O diretor da TCGL, Gildalmo Mendonça, disse que o temor das empresas é que a migração não seja satisfatória para que garantir o equilíbrio do sistema. "Se não fechar, precisamos saber qual será o mecanismo para equilibrar os custos."
A Companhia Municipal de Trânsito e Urbanização (CMTU) sustenta que se apenas 1,5% dos passageiros que hoje usam os ônibus das empresas Transportes Coletivos Grande Londrina (TCGL) e Londrisul no horário de pico mudarem para o horário alternativo, "o sistema já se paga, se equilibra", conforme garantiu o gerente de Planejamento de Transporte da CMTU, Wilson Santos de Jesus.

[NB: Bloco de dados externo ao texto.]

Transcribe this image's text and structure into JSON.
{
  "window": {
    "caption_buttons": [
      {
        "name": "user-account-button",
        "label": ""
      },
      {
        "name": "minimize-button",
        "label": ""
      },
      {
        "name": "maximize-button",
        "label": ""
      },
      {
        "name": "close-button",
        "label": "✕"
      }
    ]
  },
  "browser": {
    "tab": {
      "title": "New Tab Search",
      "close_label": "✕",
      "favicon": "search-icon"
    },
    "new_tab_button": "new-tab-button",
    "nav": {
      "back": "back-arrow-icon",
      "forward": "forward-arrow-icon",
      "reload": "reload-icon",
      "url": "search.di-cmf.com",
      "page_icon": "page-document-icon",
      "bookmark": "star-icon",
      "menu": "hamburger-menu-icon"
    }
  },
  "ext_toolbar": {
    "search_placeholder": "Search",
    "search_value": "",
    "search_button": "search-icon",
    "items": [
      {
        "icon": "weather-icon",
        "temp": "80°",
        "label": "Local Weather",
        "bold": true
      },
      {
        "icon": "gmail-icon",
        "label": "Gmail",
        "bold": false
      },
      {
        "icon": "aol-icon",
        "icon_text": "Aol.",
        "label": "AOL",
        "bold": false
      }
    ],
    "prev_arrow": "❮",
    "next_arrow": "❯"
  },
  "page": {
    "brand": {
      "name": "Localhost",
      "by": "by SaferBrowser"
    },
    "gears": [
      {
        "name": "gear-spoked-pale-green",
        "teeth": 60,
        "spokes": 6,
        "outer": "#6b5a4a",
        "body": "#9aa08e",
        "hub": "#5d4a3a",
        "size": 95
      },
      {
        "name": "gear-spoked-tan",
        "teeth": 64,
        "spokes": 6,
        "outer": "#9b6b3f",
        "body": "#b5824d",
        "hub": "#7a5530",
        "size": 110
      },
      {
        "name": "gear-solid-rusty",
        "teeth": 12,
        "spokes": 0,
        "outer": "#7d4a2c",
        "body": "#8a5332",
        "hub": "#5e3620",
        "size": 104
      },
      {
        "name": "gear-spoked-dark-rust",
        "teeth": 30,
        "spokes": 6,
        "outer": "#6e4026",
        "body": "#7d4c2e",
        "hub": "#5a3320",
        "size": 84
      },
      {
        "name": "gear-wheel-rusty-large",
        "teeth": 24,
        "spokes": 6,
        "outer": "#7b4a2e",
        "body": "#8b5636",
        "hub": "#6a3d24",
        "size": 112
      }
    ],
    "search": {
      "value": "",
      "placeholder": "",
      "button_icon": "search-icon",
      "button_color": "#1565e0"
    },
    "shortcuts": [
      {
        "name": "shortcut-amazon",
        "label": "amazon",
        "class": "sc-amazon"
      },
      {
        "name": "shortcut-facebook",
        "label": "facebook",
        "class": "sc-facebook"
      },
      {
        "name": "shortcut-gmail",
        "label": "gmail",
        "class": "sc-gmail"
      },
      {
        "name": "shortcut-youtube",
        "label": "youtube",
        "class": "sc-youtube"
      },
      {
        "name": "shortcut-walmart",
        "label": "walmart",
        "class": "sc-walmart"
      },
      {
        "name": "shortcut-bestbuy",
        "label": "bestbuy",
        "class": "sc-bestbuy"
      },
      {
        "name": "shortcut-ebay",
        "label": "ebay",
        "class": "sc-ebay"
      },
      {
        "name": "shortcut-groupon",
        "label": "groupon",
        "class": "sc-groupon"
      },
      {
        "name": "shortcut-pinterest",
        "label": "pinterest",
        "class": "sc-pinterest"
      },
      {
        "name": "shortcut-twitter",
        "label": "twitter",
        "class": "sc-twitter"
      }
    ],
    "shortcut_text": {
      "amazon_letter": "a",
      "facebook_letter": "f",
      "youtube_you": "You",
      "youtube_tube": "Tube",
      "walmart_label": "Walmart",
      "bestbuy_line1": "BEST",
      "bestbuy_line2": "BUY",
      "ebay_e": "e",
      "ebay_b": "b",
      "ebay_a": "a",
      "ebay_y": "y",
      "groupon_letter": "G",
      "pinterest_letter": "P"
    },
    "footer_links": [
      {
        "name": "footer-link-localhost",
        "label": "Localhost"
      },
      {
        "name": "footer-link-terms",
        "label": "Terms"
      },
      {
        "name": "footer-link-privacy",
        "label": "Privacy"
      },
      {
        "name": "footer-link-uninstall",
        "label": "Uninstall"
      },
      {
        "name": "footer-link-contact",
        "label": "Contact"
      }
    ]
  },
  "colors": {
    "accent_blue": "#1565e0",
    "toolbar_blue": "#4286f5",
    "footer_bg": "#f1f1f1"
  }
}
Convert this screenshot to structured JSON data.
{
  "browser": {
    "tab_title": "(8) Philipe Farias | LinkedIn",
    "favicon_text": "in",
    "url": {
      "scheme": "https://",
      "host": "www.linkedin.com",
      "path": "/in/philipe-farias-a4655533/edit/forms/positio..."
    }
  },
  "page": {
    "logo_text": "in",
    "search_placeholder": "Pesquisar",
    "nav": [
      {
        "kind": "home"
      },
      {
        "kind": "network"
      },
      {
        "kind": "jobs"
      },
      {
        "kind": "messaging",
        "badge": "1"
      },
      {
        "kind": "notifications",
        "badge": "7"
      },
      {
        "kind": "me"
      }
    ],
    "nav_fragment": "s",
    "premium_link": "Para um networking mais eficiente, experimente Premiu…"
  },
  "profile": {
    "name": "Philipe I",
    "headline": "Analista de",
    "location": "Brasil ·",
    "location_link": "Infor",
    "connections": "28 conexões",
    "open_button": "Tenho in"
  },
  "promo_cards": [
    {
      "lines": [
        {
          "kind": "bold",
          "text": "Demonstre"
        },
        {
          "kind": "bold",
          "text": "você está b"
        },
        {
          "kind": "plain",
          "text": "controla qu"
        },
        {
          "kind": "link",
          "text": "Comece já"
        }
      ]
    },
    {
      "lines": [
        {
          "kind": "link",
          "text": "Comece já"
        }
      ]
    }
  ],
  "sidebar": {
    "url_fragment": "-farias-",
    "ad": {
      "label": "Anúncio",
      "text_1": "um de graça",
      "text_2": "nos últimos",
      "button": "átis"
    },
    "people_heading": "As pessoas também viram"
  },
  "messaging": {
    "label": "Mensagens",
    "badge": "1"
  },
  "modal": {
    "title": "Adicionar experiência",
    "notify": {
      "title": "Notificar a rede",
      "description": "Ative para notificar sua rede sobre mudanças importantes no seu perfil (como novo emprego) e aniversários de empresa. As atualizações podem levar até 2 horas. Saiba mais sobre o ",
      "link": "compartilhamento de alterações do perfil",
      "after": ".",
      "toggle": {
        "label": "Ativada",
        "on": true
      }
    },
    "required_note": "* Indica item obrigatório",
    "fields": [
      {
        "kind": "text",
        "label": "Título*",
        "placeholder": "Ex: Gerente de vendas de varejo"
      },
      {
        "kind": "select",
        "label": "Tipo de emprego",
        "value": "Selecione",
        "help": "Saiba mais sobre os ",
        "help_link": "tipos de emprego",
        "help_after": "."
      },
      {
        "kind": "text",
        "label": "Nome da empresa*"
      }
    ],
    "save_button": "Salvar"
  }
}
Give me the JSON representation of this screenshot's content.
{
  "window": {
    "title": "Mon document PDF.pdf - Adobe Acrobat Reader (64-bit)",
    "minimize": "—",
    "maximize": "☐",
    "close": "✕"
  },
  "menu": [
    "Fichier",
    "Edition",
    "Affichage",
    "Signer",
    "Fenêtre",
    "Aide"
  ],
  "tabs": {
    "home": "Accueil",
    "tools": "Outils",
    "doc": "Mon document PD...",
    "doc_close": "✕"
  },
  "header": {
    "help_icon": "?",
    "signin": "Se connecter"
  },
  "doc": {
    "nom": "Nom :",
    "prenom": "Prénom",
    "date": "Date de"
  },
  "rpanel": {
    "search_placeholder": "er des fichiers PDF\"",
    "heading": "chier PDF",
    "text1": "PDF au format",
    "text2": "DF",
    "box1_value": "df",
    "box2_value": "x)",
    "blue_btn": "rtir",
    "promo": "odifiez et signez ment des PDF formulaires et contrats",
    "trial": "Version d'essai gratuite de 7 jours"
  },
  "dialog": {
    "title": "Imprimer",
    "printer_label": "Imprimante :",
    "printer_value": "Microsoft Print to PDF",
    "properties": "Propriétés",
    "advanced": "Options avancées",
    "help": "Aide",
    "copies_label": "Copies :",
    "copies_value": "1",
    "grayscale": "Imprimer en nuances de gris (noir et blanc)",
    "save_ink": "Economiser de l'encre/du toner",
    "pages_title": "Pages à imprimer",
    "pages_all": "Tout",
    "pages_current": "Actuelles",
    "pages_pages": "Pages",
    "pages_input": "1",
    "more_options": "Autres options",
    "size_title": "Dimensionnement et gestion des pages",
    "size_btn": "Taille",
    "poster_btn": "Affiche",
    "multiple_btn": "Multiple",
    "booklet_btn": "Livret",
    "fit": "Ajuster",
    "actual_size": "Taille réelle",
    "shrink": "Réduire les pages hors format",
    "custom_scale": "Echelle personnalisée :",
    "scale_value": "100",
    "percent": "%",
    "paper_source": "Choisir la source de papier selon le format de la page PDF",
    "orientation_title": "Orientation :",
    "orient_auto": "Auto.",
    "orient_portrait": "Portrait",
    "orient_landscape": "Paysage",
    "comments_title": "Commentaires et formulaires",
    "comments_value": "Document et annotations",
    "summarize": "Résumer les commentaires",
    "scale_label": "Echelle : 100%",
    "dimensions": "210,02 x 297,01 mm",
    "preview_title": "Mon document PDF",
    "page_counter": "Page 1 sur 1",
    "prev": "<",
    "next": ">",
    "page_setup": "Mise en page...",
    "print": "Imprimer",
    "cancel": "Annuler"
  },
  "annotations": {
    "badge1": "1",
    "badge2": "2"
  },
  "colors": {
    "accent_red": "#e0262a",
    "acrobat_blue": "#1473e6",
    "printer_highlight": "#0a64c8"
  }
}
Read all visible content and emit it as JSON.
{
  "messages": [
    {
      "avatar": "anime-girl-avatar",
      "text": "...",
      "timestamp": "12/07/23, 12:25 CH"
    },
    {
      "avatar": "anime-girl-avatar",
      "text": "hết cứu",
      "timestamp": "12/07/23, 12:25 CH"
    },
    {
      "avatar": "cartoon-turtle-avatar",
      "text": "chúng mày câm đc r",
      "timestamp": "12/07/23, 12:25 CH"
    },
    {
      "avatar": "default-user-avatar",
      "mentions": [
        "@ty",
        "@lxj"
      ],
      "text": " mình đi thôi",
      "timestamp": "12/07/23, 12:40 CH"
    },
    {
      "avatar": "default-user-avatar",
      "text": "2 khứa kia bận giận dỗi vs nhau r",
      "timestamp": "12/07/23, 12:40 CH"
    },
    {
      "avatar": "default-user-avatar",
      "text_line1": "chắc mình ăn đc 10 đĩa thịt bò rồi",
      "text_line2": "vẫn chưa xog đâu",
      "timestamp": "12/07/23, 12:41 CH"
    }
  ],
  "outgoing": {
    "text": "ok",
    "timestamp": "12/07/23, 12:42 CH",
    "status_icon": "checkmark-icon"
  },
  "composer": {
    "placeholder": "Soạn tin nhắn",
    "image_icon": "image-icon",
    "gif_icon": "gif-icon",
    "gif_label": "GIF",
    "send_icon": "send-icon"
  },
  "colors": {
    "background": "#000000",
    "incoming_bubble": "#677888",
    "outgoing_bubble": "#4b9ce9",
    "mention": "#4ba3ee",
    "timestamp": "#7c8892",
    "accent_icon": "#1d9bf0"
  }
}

"A saída de passageiros do horário de pico permite a redução de custos e o equilíbrio da planilha. Haverá ganho em escala", afirmou o gerente. Como exemplo, ele citou o fato de que ônibus poderão ser retirados de circulação no horário de pico, garantindo, por exemplo, a redução de custos.
Fora do horário de pico, 40% dos 430 ônibus do sistema de transporte coletivo de Londrina ficam sem uso, recolhidos nas garagens.
A proposta já recebeu parecer das comissões técnicas da Câmara e emendas. Em breve, será votada em plenário.